I made a fantastic salad this week. The greens were just incredible. I didn’t find them at the farmer’s market, or in the organic section of the health food store, or at the high end grocery. I yanked ‘em right out of my own backyard.
I’m amazed how much more aware I’ve become of the plants growing around me since starting the Wildflower Herb School just a month or so ago. And I’m not just talking the potted plants in my own spot (although those, too, have benefitted a bunch from my adventures in herbalism), but about all of the plants growing all over the place, that I’d just never noticed before.
The definition that we learned recently for “weed” was simply: “a plant that grows where you don’t want it to.” It often applies to hearty, well-adapted bioregional plants that will pop up and proliferate just about anywhere. But because of the negative connotation packaged up with that word, a lot of us have grown up thinking that weeds are “bad” or useless plants. In fact, a lot of them are edible—and really good for you.
Like dandelion. Dandelion greens have been enjoyed in salads and treasured as medicine for years. They are slightly bitter, stimulate digestion, and have anti-inflammatory properties. They’re also very high in vitamins A and K, and higher than spinach in iron. You can pay a lot for them. Or you can forage for your own.
I’m lucky enough to live on the very back corner of my apartment complex, right next to a great big field full of trees and dotted with these cool little rock piles that have earned it the name “Stonehenge” by some and “Pet Cemetery” by others. I sure hope those aren’t all pets who’ve passed…so I prefer the former.
Before I started learning about native plants, I never would’ve seen that field for anything other than a big ‘ol stretch of grass and weeds. Which it is. But as I was sipping my morning coffee on the balcony last week and watching a couple of dogs chase each other around down there, all of a sudden my eyes focused a little closer to ground level and it hit me—that thing was chock full of dandelion.
Many were already in partial or full bloom, others at the end of their life and ready to pick and blow for wishmaking and whatnot (if you don’t know what I’m talking about, you didn’t spend enough time outside as a kid).
So I headed down in my barefooted excitement and got all in touch with my inner child and the nature spirits, prancing around, looking for those little yellow flowers—and then quickly became aware of the field’s other abundance, lots and lots of dog poo. That smacked me back into reality a bit and made for much more careful stepping.

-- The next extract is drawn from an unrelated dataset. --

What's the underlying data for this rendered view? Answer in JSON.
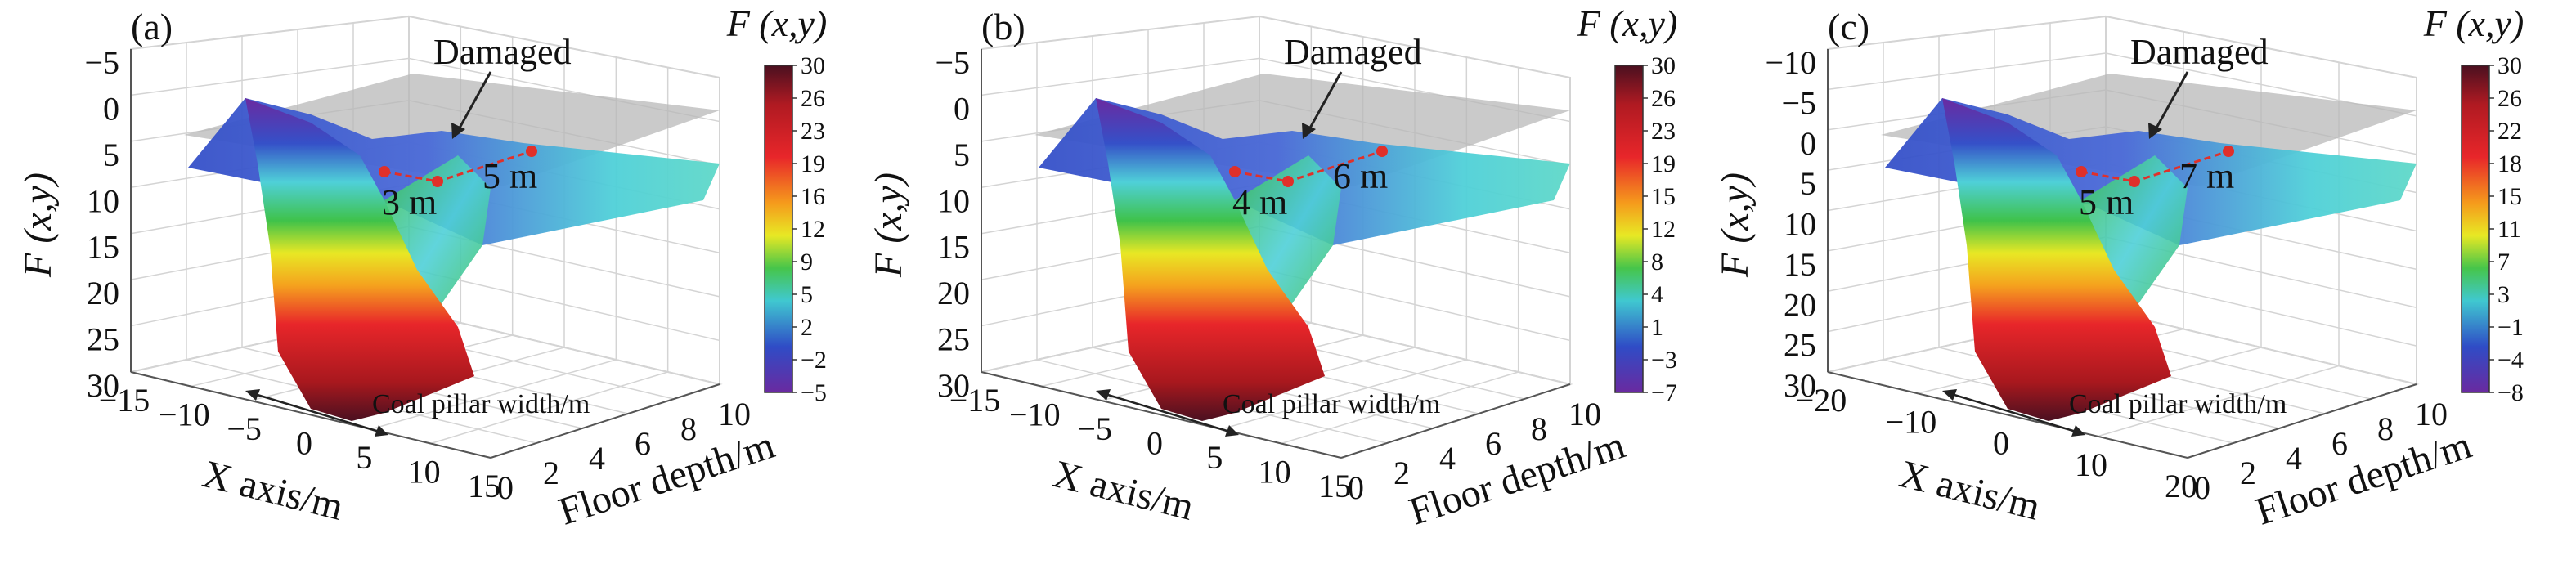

It’s easy to mistake dandelion (Taraxacum officinale) for other members of the Asteraceae family, which is rife with pretty little yellow flowers—so if you’re in the mood for backyard salad, be careful which you pick. In Central Texas, its closest lookalike is sow thistle (Sonchus oleraceus), which will often grow all around and right next to it.
True dandelion has two key features: the soft, toothed leaves that give it its name (lion’s tooth) and grow in a circular pattern at ground level, and its single inflorescence—dandelion flowers grow one per stalk. Sow thistle, on the other hand, has thicker, spikier leaves that sometimes climb up and around the stalks, and its flowers grow in little groups. My teacher Nicole Telkes wrote a great article about the differences between these and other yellow-flowered plants, which is specific to Central Texas but very detailed, readable and informative.
All this to say, don’t read this post and think you’re ready to rush out and pick dandelion greens. Do a little research on your bioregion and be aware of any lookalikes. Picking and eating the wrong plant could be unpleasant, or even harmful to you. And if your yard (or field) is treated with chemical pesticides, it isn’t safe for foraging.
But if you’ve got a nice, natural spot and an eye for true dandelion, I encourage you to get out there and pick your own. Wash them really well, whip up a homemade dressing and fix your own backyard salad this spring.